First, they argue that gradients with respect to the $P(x,h)$ parameters are less susceptible to problems due to high variance gradients.
Second, and most importantly, they derive a multi-sample estimate of the gradient that is meant to reduce the variance of gradients on the proposal distribution parameters $Q(h|x)$. The end result is the gradient estimate of Equations 10-11. It is based on the observation that the first term of the gradient of Equation 5 doesn't distinguish between the contribution of each sampled latent hi. The key contribution is this: they notice that one can incorporate a variance reducing baseline for each sample hi, corresponding to the Monte Carlo estimate of the log-likelihood when removing hi from the estimate (see Equation 10).

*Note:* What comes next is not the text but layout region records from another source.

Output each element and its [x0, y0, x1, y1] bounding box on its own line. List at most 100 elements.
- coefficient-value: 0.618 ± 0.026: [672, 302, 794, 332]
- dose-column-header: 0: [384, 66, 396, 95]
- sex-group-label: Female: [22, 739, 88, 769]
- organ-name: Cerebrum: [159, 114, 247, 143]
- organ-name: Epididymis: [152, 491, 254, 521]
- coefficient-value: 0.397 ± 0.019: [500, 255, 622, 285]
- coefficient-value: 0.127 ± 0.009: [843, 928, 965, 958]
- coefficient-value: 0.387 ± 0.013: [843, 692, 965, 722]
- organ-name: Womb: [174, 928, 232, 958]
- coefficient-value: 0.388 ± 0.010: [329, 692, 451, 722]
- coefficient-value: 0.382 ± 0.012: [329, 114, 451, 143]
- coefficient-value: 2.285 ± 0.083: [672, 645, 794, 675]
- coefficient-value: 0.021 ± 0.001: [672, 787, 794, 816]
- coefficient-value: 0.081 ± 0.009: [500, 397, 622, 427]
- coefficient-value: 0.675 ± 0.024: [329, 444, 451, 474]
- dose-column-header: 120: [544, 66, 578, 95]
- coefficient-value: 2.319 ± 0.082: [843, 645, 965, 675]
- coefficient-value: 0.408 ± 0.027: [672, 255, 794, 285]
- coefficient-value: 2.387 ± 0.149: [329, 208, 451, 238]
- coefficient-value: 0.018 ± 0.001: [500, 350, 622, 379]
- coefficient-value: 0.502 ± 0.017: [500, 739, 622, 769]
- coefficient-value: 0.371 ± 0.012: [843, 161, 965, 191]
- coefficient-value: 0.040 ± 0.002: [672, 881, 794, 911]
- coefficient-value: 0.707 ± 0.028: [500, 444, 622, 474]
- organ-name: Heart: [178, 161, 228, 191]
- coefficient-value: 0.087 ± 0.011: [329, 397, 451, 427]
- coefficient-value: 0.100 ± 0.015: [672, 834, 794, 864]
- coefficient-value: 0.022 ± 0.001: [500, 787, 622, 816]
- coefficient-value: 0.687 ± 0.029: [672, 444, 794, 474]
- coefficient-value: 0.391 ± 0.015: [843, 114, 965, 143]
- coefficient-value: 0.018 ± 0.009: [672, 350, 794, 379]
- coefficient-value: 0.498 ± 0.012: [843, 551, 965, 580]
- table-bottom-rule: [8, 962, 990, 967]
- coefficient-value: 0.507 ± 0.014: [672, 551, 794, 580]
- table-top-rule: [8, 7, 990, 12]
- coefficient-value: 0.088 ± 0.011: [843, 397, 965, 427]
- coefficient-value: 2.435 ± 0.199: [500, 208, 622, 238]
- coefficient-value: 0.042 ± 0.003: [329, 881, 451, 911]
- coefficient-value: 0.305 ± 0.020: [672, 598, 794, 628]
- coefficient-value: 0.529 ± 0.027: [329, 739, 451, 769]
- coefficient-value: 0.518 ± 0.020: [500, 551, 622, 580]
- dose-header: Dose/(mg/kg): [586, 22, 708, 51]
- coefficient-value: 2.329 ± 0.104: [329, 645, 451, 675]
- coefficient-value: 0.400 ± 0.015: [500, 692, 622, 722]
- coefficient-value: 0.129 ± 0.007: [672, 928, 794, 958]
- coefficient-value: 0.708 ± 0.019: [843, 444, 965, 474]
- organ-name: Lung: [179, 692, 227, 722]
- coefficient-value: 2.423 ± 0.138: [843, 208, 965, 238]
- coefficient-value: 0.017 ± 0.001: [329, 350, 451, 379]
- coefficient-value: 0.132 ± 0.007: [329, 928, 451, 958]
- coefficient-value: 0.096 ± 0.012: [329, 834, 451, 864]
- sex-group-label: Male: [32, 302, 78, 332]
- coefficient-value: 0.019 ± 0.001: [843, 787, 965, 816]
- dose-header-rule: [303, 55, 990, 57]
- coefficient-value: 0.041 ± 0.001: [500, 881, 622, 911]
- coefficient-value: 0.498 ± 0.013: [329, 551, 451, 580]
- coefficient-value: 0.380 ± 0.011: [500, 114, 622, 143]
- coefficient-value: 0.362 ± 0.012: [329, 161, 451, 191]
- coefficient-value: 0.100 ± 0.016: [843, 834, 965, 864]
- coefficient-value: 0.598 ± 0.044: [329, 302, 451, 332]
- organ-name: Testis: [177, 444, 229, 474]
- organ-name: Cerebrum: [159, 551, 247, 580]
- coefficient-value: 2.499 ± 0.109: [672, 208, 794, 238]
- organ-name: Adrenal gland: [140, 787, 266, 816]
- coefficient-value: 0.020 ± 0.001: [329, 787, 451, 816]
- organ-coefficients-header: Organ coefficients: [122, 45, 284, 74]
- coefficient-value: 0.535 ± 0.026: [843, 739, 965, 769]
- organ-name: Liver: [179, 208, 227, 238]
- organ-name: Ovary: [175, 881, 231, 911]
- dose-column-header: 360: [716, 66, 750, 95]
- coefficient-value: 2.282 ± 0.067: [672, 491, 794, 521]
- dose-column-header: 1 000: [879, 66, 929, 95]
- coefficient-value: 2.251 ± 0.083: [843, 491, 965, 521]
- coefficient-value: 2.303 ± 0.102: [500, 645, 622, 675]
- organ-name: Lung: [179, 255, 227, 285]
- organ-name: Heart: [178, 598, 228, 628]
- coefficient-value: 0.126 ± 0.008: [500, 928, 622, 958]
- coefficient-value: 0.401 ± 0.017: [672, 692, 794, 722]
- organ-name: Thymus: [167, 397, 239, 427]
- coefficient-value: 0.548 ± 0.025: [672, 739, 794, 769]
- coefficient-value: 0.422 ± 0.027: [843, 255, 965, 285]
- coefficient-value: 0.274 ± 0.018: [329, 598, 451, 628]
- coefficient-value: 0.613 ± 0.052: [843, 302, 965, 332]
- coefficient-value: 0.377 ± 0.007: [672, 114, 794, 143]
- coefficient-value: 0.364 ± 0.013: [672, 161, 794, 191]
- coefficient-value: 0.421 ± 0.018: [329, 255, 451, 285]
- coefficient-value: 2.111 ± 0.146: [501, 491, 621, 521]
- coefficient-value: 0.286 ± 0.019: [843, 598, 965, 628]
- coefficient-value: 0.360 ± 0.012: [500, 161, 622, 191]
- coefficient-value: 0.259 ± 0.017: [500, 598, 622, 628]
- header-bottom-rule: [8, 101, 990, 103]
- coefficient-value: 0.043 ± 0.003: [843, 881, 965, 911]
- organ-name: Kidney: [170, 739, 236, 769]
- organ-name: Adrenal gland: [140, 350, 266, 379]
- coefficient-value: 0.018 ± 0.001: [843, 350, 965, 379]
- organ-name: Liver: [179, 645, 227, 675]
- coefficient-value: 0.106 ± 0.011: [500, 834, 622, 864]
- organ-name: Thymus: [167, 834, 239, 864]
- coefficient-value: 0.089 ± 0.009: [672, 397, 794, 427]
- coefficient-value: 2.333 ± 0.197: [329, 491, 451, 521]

The authors show that this is a proper baseline, in that using it doesn't introduce a bias in the estimation for the gradients.
Experiments show that this approach yields better performance than training based on Reweighted Wake Sleep \cite{journals/corr/BornscheinB14} or the use of NVIL baselines \cite{conf/icml/MnihG14}, when training sigmoid belief networks as generative models or as structured output prediction (image completion) models on binarized MNIST.